Pernah gak sih terbesit pertanyaan “kenapa ya kok Masjid Istiqlal dibangun tepat berdampingan dengan Gereja Katedral? Emangnya gak mengganggu ibadah satu sama lain ya? Pertanyaan itu sempat mampir di pikiran saya dan membuat saya mencari jawabannya. Sebenarnya, pembangunan Gereja Katedral dilakukan sebanyak dua kali. Pada kali pertama terjadi di tahun 1808. Dirintis oleh Pastor Nelissen dan Pastor Prinsen.
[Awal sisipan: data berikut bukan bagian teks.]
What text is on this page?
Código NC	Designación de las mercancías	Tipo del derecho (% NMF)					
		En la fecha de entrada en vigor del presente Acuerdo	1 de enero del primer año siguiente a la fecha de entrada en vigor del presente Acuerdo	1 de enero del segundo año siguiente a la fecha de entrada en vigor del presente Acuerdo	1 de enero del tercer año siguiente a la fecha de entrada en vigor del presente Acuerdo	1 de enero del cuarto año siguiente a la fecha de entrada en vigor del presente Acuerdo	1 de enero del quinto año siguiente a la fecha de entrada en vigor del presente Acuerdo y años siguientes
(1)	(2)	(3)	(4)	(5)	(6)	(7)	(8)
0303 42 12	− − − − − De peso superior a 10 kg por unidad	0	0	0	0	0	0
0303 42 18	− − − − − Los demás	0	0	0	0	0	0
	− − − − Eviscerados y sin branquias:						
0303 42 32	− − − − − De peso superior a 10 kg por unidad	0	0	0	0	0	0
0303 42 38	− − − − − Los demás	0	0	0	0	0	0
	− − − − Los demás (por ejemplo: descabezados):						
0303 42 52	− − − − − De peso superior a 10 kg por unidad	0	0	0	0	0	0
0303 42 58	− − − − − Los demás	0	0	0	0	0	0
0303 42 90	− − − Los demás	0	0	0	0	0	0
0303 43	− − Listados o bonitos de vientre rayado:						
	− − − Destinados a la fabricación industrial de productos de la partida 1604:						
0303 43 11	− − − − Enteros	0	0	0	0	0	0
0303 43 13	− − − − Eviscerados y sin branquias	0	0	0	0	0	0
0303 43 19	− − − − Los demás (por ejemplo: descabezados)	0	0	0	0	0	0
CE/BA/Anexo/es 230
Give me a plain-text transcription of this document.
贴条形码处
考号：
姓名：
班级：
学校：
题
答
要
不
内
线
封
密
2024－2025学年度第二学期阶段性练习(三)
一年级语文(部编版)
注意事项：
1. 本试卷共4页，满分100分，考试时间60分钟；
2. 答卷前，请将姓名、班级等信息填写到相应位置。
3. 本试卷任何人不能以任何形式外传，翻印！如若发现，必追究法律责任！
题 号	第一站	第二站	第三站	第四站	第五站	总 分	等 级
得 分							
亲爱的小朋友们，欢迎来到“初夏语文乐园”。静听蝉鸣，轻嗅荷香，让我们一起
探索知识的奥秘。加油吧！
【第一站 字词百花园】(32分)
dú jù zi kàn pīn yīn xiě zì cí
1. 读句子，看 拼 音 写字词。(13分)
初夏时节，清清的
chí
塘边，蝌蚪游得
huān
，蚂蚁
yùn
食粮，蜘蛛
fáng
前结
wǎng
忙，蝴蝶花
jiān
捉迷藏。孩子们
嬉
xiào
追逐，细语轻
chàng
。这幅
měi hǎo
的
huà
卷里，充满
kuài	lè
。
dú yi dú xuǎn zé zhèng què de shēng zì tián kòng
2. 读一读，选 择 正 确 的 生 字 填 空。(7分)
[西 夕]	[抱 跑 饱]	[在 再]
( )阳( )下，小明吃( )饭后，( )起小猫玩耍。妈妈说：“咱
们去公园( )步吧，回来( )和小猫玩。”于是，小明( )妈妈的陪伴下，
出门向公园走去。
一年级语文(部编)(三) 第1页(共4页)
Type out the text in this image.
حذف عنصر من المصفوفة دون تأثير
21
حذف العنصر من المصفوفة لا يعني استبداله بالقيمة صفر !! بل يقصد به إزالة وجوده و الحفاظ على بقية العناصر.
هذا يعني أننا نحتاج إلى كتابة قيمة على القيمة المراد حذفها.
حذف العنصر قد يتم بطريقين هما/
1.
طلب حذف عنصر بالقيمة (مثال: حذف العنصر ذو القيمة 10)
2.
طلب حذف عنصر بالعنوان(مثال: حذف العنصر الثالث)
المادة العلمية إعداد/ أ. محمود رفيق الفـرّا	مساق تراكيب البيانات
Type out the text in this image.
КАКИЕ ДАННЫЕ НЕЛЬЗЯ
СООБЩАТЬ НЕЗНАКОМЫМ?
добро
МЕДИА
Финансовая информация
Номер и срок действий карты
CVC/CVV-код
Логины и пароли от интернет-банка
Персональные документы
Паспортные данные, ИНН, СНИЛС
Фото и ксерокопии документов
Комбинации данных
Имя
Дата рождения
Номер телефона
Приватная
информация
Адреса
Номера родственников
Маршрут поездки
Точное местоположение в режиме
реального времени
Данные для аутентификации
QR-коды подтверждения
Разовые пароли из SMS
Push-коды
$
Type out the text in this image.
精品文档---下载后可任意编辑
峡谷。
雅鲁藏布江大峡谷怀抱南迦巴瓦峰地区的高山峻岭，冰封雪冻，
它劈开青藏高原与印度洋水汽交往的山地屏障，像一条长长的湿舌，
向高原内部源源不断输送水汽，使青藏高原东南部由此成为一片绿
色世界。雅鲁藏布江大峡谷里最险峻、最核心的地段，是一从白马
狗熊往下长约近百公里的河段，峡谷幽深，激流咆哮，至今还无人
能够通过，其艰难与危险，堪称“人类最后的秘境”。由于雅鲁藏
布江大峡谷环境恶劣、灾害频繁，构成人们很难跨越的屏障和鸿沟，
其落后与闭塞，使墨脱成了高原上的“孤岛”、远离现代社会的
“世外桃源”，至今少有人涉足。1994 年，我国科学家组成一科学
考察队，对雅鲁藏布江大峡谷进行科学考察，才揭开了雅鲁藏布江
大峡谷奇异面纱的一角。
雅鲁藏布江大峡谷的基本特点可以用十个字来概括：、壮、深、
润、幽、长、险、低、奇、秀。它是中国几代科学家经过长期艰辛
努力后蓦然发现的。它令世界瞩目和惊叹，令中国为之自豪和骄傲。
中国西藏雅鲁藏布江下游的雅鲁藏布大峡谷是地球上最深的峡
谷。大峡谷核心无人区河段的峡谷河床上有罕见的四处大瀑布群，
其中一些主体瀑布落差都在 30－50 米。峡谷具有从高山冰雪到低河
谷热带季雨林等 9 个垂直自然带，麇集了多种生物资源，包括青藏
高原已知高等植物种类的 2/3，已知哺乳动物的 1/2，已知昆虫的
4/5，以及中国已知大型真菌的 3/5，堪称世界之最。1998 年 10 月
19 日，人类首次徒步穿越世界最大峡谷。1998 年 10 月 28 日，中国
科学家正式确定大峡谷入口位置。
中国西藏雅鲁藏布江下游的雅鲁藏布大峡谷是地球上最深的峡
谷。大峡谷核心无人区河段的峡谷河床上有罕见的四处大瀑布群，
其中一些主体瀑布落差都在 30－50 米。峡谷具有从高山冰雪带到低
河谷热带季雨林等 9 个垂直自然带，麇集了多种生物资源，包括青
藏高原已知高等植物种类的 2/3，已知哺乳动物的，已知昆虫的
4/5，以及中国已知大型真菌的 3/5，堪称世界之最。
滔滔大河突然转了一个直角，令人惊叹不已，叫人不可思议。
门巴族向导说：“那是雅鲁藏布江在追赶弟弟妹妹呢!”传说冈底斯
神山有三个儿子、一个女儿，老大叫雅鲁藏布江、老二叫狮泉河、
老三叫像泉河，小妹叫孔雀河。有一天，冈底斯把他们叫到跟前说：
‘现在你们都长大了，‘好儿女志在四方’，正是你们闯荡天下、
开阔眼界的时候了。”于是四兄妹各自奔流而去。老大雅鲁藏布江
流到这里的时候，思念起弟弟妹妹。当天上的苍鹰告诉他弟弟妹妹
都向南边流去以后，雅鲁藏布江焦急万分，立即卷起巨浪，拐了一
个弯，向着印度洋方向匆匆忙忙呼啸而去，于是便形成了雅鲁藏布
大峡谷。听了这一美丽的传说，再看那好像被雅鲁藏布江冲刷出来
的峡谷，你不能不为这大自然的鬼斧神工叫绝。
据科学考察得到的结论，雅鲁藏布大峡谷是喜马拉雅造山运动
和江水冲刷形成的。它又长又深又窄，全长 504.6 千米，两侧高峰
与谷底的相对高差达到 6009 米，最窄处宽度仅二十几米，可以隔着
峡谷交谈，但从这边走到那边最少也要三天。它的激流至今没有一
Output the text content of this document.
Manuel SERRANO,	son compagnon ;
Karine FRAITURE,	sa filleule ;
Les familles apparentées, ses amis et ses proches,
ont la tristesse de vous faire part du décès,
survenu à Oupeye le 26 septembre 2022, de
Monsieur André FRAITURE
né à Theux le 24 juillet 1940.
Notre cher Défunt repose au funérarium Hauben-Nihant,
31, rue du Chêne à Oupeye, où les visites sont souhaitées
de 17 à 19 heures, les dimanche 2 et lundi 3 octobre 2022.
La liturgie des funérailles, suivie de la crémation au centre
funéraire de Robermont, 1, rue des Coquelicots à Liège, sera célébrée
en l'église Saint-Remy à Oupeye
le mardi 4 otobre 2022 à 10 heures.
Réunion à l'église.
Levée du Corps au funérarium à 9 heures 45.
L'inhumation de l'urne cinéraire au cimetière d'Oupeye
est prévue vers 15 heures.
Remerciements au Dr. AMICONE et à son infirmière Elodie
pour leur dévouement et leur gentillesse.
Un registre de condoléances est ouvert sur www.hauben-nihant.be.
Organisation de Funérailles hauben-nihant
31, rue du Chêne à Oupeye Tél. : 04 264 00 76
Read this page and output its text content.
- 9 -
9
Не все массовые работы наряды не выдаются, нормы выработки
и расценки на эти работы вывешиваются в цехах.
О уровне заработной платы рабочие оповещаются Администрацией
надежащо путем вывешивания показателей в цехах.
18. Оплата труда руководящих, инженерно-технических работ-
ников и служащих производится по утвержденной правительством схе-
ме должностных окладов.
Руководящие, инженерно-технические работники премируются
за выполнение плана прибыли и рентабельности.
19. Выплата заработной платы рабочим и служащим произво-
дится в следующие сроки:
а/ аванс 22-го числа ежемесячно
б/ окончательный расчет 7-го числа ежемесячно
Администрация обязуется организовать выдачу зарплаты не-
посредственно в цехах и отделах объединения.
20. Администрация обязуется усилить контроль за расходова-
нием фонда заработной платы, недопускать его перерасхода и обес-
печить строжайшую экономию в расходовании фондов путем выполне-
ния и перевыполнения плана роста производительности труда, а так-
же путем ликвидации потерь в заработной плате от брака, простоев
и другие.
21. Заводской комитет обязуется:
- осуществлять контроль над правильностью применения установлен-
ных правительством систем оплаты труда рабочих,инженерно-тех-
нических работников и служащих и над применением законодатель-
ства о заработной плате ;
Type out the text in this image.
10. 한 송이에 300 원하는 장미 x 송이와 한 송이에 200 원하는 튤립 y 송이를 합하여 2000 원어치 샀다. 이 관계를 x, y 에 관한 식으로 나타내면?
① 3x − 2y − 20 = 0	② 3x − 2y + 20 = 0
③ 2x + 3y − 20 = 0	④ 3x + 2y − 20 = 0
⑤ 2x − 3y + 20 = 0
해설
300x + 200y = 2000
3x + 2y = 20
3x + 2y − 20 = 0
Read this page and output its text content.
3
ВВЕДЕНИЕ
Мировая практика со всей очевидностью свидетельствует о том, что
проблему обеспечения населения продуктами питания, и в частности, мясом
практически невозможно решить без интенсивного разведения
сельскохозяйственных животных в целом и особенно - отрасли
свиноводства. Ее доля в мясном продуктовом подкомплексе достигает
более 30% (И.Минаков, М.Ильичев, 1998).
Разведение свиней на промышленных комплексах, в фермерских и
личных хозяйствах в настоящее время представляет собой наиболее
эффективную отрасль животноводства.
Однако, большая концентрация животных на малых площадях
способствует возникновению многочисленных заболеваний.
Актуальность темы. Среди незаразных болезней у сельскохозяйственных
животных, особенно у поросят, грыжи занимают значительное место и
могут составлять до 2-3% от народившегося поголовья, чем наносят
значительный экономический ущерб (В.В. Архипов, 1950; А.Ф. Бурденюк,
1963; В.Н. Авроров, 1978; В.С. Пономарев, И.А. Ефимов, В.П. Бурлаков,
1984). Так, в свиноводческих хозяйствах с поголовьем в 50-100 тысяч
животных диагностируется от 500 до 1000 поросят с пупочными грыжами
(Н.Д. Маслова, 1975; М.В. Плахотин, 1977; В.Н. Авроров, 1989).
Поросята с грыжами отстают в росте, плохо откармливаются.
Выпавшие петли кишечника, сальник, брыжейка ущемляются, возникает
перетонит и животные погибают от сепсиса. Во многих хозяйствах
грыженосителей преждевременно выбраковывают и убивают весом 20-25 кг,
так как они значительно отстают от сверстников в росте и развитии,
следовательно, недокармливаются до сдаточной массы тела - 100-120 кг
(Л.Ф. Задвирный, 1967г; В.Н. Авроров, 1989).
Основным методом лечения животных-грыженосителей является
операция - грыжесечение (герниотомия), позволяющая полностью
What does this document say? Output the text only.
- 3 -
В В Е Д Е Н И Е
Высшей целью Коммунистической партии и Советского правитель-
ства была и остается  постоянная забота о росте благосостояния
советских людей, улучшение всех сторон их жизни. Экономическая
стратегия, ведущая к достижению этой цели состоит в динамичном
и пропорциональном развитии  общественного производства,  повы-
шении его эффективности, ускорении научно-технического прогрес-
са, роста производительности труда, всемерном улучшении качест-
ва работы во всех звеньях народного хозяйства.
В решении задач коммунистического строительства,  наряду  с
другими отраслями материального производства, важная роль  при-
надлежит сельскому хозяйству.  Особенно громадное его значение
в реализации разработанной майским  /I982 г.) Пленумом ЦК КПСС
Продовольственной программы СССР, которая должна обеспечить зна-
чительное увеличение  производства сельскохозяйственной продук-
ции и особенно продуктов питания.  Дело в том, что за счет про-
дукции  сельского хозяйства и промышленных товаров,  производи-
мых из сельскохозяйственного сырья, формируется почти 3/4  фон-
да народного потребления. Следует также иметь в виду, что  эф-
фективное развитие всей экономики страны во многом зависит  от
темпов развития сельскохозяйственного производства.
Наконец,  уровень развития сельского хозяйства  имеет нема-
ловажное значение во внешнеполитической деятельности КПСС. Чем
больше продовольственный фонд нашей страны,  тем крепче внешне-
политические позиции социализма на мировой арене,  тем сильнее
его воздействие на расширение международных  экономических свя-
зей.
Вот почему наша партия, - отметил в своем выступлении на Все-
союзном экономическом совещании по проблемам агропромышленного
Awalnya, Gereja Katedral hanya berupa dinding rakitan bambu yang dihibahkan dari pemerintah Belanda. Karena dana yang kurang mencukupi, renovasi besar-besaran gereja ditunda. Gereja seluas 8×32 tersebut sayangnya terbakar bersamaan rumah pedagang Tionghoa pada tanggal 27 Juni 1826. Peristiwa tersebut mendorong untuk pembangunan Gereja Katedral kali kedua di tahun 1891 dengan luas 60×20 yang awalnya bernama Gereja St Maria Diangkat ke Surga dan berubah nama menjadi Gereja Katedral. Kemudian, diresmikan pada tahun 1901.
Sedangkan Masjid Istiqlal, diawali dengan sayembara arsitek pembangunan. Frederick Silaban, seorang Protestan yang memenangkan sayembara. Kemudian, terjadi kontrovesi tata letak masjid. Bung Karno dan Bung Hatta sempat berbeda pendapat. Akhirnya, singkat cerita peletakan batu pun dilakukan pada tahun 1951. Bung Hatta mengikuti pendapat Bung Karno yang mengarahkan untuk membangun Masjid Itiqlal tepat berhadapan dengan Gereja Katedral. Nah, Kembali ke persoalan awal, kira-kira apa sih yang melatarbelakangi peletakan Masjid Istiqlal dan Gereja Katedral berhadapan?
Pertama, Bung Karno menghendaki bahwa tata letak pembangunan Masjid Istiqlal dan Gereja Katedral yang berhadapan tersebut menjadi simbol toleransi antar agama di Indonesia. Ternyata, sikap toleransi yang tinggi dari seorang pemimpin Negara berpengaruh besar dan menentukan regulasi Negara. Apresiasi terhormat untuk pemimpin pertama Negara kita yaitu Bapak Ir. Soekarno yang memberikan teladan baik kepada kita untuk mengimplementasikan sikap toleransi di masyarakat.
Kedua, sikap toleransi dari umat muslim dan katolik telah menyumbang banyak suara perdamaian antar agama. Tanpa sikap toleransi yang berasal dari umat masing-masing agama tersebut maka dapat menimbulkan demo besar-besaran atau bahkan ledakan bom hingga detik ini. Namun faktanya tidak terjadi. Artinya sikap toleransi yang dijunjung tinggi dan diterapkan dapat menghapus segala pergeseran sebab agama maupun politik. Walaupun, dulu pada tahun 2000 sempat terjadi ledakan bom saat Misa Malam Natal di pagar Katedral. Selain itu, sikap toleransi yang ditunjukkan oleh umat dari masing-masing agama adalah penggunaan halaman masjid Katedral saat diadakannya beberapa acara besar dalam Islam.
Ketiga, setelah Bung Karno menghendaki bahwa peletakan Masjid Istiqlal dan Gereja Katedral yang berhadapan tersebut menjadi simbol toleransi umat bergama, maka diharapkan tidak hanya agama saja yang toleransi, akan tetapi juga antar umatnya sehingga mampu menjaga kerukunan dan perdamain. Didukung dengan watak dan karakteristik warga Indonesia yang cenderung ramah dan saling menghargai.
Nah, apakah sejarah peletakan pembangunan Masjid Istiqlal dan Gereja Katedral tersebut masih membuat kita untuk tidak saling menghargai dan menjaga kerukunan? Marilah saat ini hilangkan perasaan fanatik akan kebenaran diri sendiri atau kelompok sendiri dengan mengesampingkan orang lain maupaun komunitas lain. Karena memang sejarah juga sudah memberikan contoh dan teladan toleransi yang baik.